News analysis

ECB stimulus drive could backfire

FRANKFURT • One hopes at the very least, European Central Bank (ECB) president Mario Draghi is able to buy kitchen sinks in bulk at a discount. Because on Thursday, for the umpteenth time in his five years in that job, he has thrown his and everything else at Europe's continuing economic malaise.

This time, the ECB managed a quadruple whammy: cutting its short-term interest rates to even further below zero; pumping an additional €20 billion (S$30.5 billion) a month into the euro zone economy through quantitative easing (QE), expanding the QE programme to include corporate bonds to make more credit available to businesses; and encouraging more borrowing by creating a new bank-lending programme.

This would seem, on its face, to be a really aggressive intervention to try to jolt Europe out of its deflationary muddle. Indeed, when it was announced, the euro fell 1.1 per cent against the US dollar, bond yields fell and European stocks rose, all suggesting the financial types saw it that way.

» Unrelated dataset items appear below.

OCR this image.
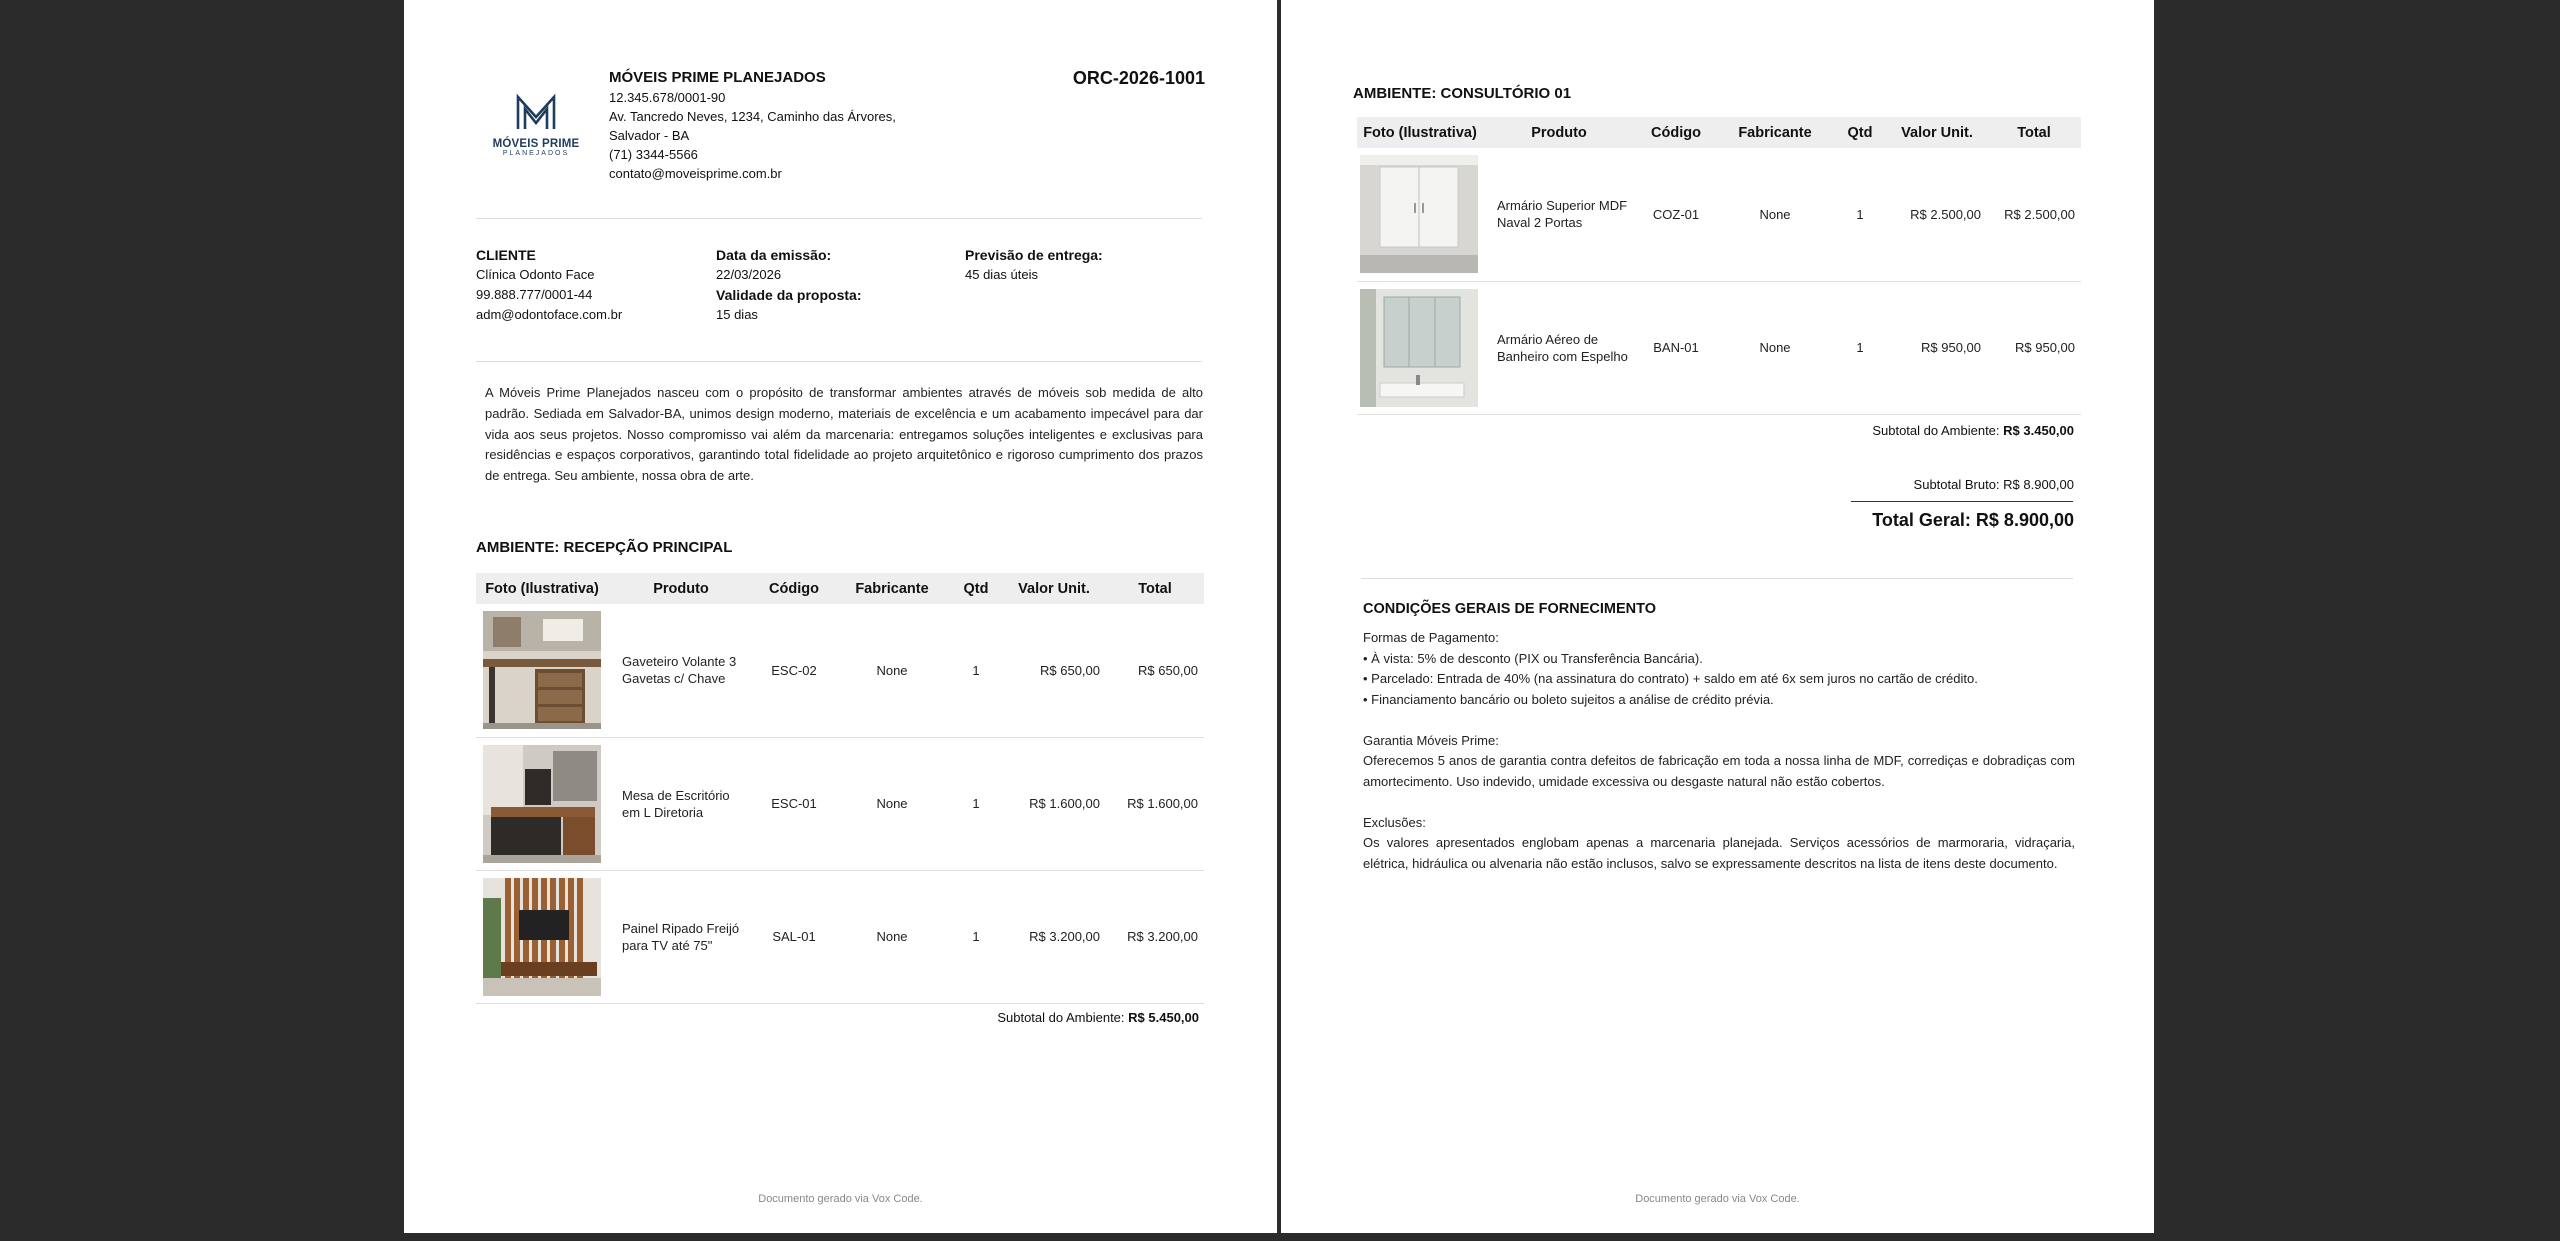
MÓVEIS PRIME
PLANEJADOS
MÓVEIS PRIME PLANEJADOS
12.345.678/0001-90
Av. Tancredo Neves, 1234, Caminho das Árvores,
Salvador - BA
(71) 3344-5566
contato@moveisprime.com.br
ORC-2026-1001
CLIENTE
Clínica Odonto Face
99.888.777/0001-44
adm@odontoface.com.br
Data da emissão:
22/03/2026
Validade da proposta:
15 dias
Previsão de entrega:
45 dias úteis
A Móveis Prime Planejados nasceu com o propósito de transformar ambientes através de móveis sob medida de alto padrão. Sediada em Salvador-BA, unimos design moderno, materiais de excelência e um acabamento impecável para dar vida aos seus projetos. Nosso compromisso vai além da marcenaria: entregamos soluções inteligentes e exclusivas para residências e espaços corporativos, garantindo total fidelidade ao projeto arquitetônico e rigoroso cumprimento dos prazos de entrega. Seu ambiente, nossa obra de arte.
AMBIENTE: RECEPÇÃO PRINCIPAL
Foto (Ilustrativa)	Produto	Código	Fabricante	Qtd	Valor Unit.	Total

	Gaveteiro Volante 3 Gavetas c/ Chave	ESC-02	None	1	R$ 650,00	R$ 650,00

	Mesa de Escritório em L Diretoria	ESC-01	None	1	R$ 1.600,00	R$ 1.600,00

	Painel Ripado Freijó para TV até 75"	SAL-01	None	1	R$ 3.200,00	R$ 3.200,00
Subtotal do Ambiente: R$ 5.450,00
Documento gerado via Vox Code.
AMBIENTE: CONSULTÓRIO 01
Foto (Ilustrativa)	Produto	Código	Fabricante	Qtd	Valor Unit.	Total

	Armário Superior MDF Naval 2 Portas	COZ-01	None	1	R$ 2.500,00	R$ 2.500,00

	Armário Aéreo de Banheiro com Espelho	BAN-01	None	1	R$ 950,00	R$ 950,00
Subtotal do Ambiente: R$ 3.450,00
Subtotal Bruto: R$ 8.900,00
Total Geral: R$ 8.900,00
CONDIÇÕES GERAIS DE FORNECIMENTO

Formas de Pagamento:

• À vista: 5% de desconto (PIX ou Transferência Bancária).

• Parcelado: Entrada de 40% (na assinatura do contrato) + saldo em até 6x sem juros no cartão de crédito.

• Financiamento bancário ou boleto sujeitos a análise de crédito prévia.

Garantia Móveis Prime:

Oferecemos 5 anos de garantia contra defeitos de fabricação em toda a nossa linha de MDF, corrediças e dobradiças com amortecimento. Uso indevido, umidade excessiva ou desgaste natural não estão cobertos.

Exclusões:

Os valores apresentados englobam apenas a marcenaria planejada. Serviços acessórios de marmoraria, vidraçaria, elétrica, hidráulica ou alvenaria não estão inclusos, salvo se expressamente descritos na lista de itens deste documento.

Documento gerado via Vox Code.
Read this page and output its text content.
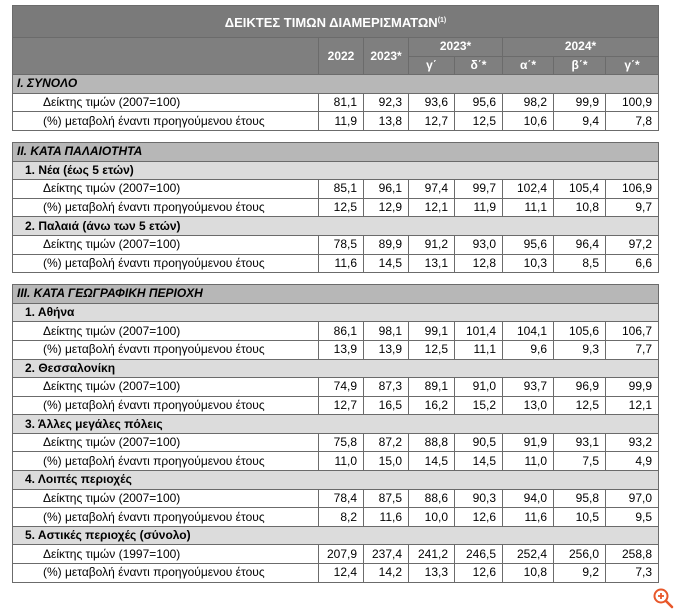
ΔΕΙΚΤΕΣ ΤΙΜΩΝ ΔΙΑΜΕΡΙΣΜΑΤΩΝ$^{(1)}$
	2022	2023*	2023*		2024*		
			γ΄	δ΄*	α΄*	β΄*	γ΄*
Ι. ΣΥΝΟΛΟ							
Δείκτης τιμών (2007=100)	81,1	92,3	93,6	95,6	98,2	99,9	100,9
(%) μεταβολή έναντι προηγούμενου έτους	11,9	13,8	12,7	12,5	10,6	9,4	7,8

ΙΙ. ΚΑΤΑ ΠΑΛΑΙΟΤΗΤΑ							
1. Νέα (έως 5 ετών)							
Δείκτης τιμών (2007=100)	85,1	96,1	97,4	99,7	102,4	105,4	106,9
(%) μεταβολή έναντι προηγούμενου έτους	12,5	12,9	12,1	11,9	11,1	10,8	9,7
2. Παλαιά (άνω των 5 ετών)							
Δείκτης τιμών (2007=100)	78,5	89,9	91,2	93,0	95,6	96,4	97,2
(%) μεταβολή έναντι προηγούμενου έτους	11,6	14,5	13,1	12,8	10,3	8,5	6,6

ΙΙΙ. ΚΑΤΑ ΓΕΩΓΡΑΦΙΚΗ ΠΕΡΙΟΧΗ							
1. Αθήνα							
Δείκτης τιμών (2007=100)	86,1	98,1	99,1	101,4	104,1	105,6	106,7
(%) μεταβολή έναντι προηγούμενου έτους	13,9	13,9	12,5	11,1	9,6	9,3	7,7
2. Θεσσαλονίκη							
Δείκτης τιμών (2007=100)	74,9	87,3	89,1	91,0	93,7	96,9	99,9
(%) μεταβολή έναντι προηγούμενου έτους	12,7	16,5	16,2	15,2	13,0	12,5	12,1
3. Άλλες μεγάλες πόλεις							
Δείκτης τιμών (2007=100)	75,8	87,2	88,8	90,5	91,9	93,1	93,2
(%) μεταβολή έναντι προηγούμενου έτους	11,0	15,0	14,5	14,5	11,0	7,5	4,9
4. Λοιπές περιοχές							
Δείκτης τιμών (2007=100)	78,4	87,5	88,6	90,3	94,0	95,8	97,0
(%) μεταβολή έναντι προηγούμενου έτους	8,2	11,6	10,0	12,6	11,6	10,5	9,5
5. Αστικές περιοχές (σύνολο)							
Δείκτης τιμών (1997=100)	207,9	237,4	241,2	246,5	252,4	256,0	258,8
(%) μεταβολή έναντι προηγούμενου έτους	12,4	14,2	13,3	12,6	10,8	9,2	7,3
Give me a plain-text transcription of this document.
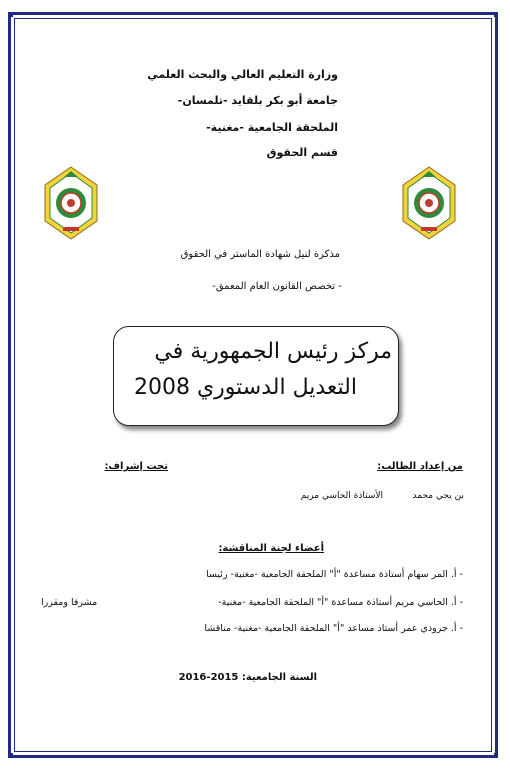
وزارة التعليم العالي والبحث العلمي
جامعة أبو بكر بلقايد -تلمسان-
الملحقة الجامعية -مغنية-
قسم الحقوق
مذكرة لنيل شهادة الماستر في الحقوق
- تخصص القانون العام المعمق-
مركز رئيس الجمهورية في
التعديل الدستوري 2008
من إعداد الطالب:
تحت إشراف:
بن يحي محمد
الأستاذة الحاسي مريم
أعضاء لجنة المناقشة:
- أ. المر سهام أستاذة مساعدة "أ" الملحقة الجامعية -مغنية- رئيسا
- أ. الحاسي مريم أستاذة مساعدة "أ" الملحقة الجامعية -مغنية-
مشرفا ومقررا
- أ. جرودي عمر أستاذ مساعد "أ" الملحقة الجامعية -مغنية- مناقشا
السنة الجامعية: 2015-2016
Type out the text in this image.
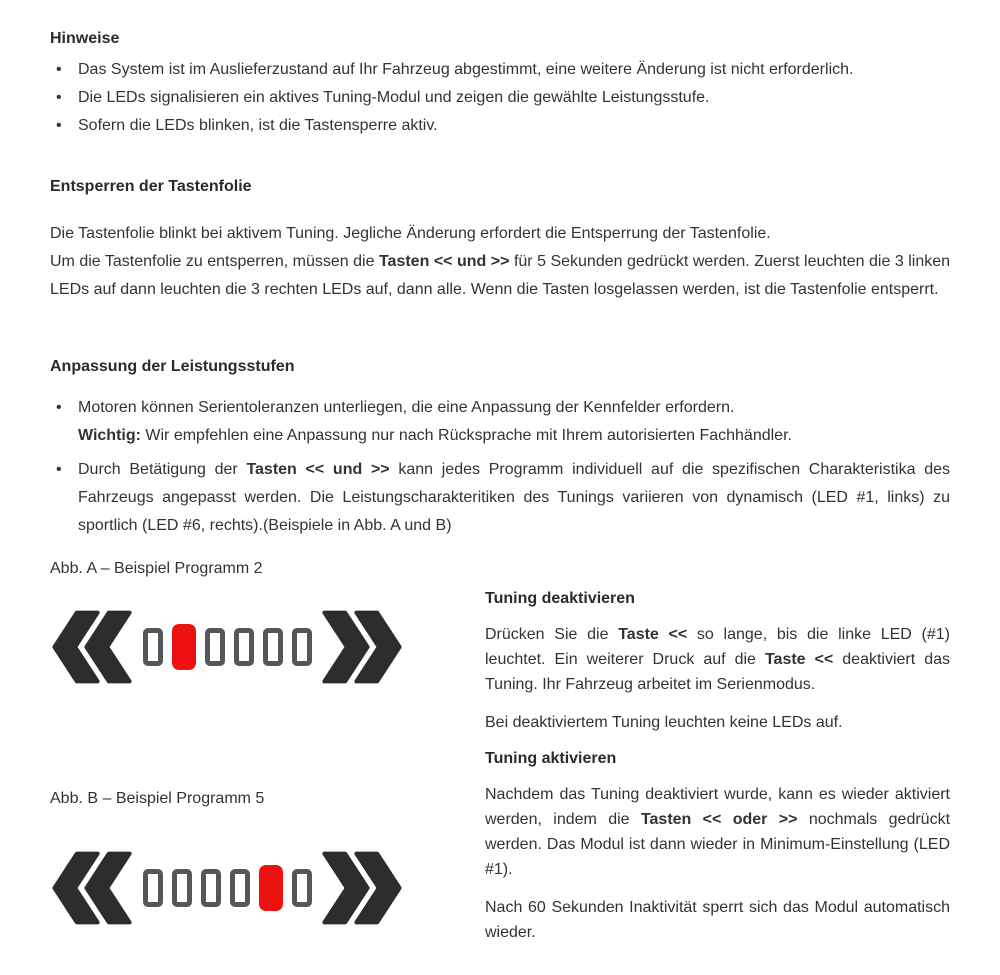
Hinweise
• Das System ist im Auslieferzustand auf Ihr Fahrzeug abgestimmt, eine weitere Änderung ist nicht erforderlich.
• Die LEDs signalisieren ein aktives Tuning-Modul und zeigen die gewählte Leistungsstufe.
• Sofern die LEDs blinken, ist die Tastensperre aktiv.
Entsperren der Tastenfolie

Die Tastenfolie blinkt bei aktivem Tuning. Jegliche Änderung erfordert die Entsperrung der Tastenfolie.

Um die Tastenfolie zu entsperren, müssen die Tasten << und >> für 5 Sekunden gedrückt werden. Zuerst leuchten die 3 linken LEDs auf dann leuchten die 3 rechten LEDs auf, dann alle. Wenn die Tasten losgelassen werden, ist die Tastenfolie entsperrt.

Anpassung der Leistungsstufen
• Motoren können Serientoleranzen unterliegen, die eine Anpassung der Kennfelder erfordern.
Wichtig: Wir empfehlen eine Anpassung nur nach Rücksprache mit Ihrem autorisierten Fachhändler.
• Durch Betätigung der Tasten << und >> kann jedes Programm individuell auf die spezifischen Charakteristika des Fahrzeugs angepasst werden. Die Leistungscharakteritiken des Tunings variieren von dynamisch (LED #1, links) zu sportlich (LED #6, rechts).(Beispiele in Abb. A und B)
Abb. A – Beispiel Programm 2
Abb. B – Beispiel Programm 5
Tuning deaktivieren

Drücken Sie die Taste << so lange, bis die linke LED (#1) leuchtet. Ein weiterer Druck auf die Taste << deaktiviert das Tuning. Ihr Fahrzeug arbeitet im Serienmodus.

Bei deaktiviertem Tuning leuchten keine LEDs auf.

Tuning aktivieren

Nachdem das Tuning deaktiviert wurde, kann es wieder aktiviert werden, indem die Tasten << oder >> nochmals gedrückt werden. Das Modul ist dann wieder in Minimum-Einstellung (LED #1).

Nach 60 Sekunden Inaktivität sperrt sich das Modul automatisch wieder.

But less than 90 minutes later, as Mr Draghi began addressing the media, those market shifts reversed. Euro reversed its decline, rallying as much as 2 per cent after Mr Draghi said he did not see any need to cut interest rates further. The remark also led to European shares plunging 4 per cent from the highs of the session on damped enthusiasm (They rose back yesterday, led by bank stocks and a recovery in metal and oil prices boosting commodities stocks).

For years, new rounds of QE and other moves have been the response to periods of market tumult and economic weakness. It had greatest impact by pumping up prices of stocks and other financial assets. That made consumers wealthier and lowered the cost of capital for businesses, helping to restore confidence and encourage economic activity.

Now markets fear the central banks just have nothing left to combat global deflationary forces that seem more powerful with every tick down in the price of oil. Not so, according to Mr Draghi. "We have shown we are not short of ammunition," he said.

But, it is not clear that asset prices are as powerful a channel for central bank activism to stimulate the economy as it was in earlier years when they were undervalued. It is also not clear if further large increases in financial markets' values would provide anything other than an unwelcome bubble.

ECB's decision to buy corporate bonds will be a boon for investors but may have a muted impact on inflation, given the small size of that market and its tenuous link to the broader economy. Mr Draghi said the move would ease financing conditions in the real economy, presumably by lowering yields on corporate bonds - effectively making it cheaper for companies to borrow money on the market.

But, this would be a small portion of the ECB's monthly purchases, which were increased to €80 billion on Thursday. The market for such notes is small and is mainly made up of large corporations that have enjoyed low financing costs for years.

"Is it enough to boost inflation? I'm not so sure," said Mr Philippe Gudin, an economist at Barclays. "It's not a silver bullet. Inflation is still low because there are external factors and the recovery is modest."

ECB's new lending offer, to pay banks that borrow money from it, would mean that banks qualify for billions of euros of initially free loans and would get paid up to 0.4 per cent of what they borrow on condition they lend more to firms or consumers.

If it works, the plan will make it easier and cheaper for borrowers across the 19-member euro zone, although some critics pointed to the failure of earlier similar ECB schemes and the reluctance of banks to lend as the economy struggles.

"They are throwing money at the banks but it's not a game changer," ING economist Carsten Brzeski said. "The ECB cannot force the private sector to go to the bank to get money. Loans are already cheap. Have we seen a take-up in credit growth? No."

Finally, negative rates, where ECB will charge banks to park money with them, may encourage more lending and economic activity. But if they go deeper into negative territory, they could cause people to withdraw money from banks and throw the business models of banks into chaos. In other words, Mr Draghi may still be able to buy a few more kitchen sinks to throw at Europe's economic problems. But each one may get more expensive and a lot harder to throw.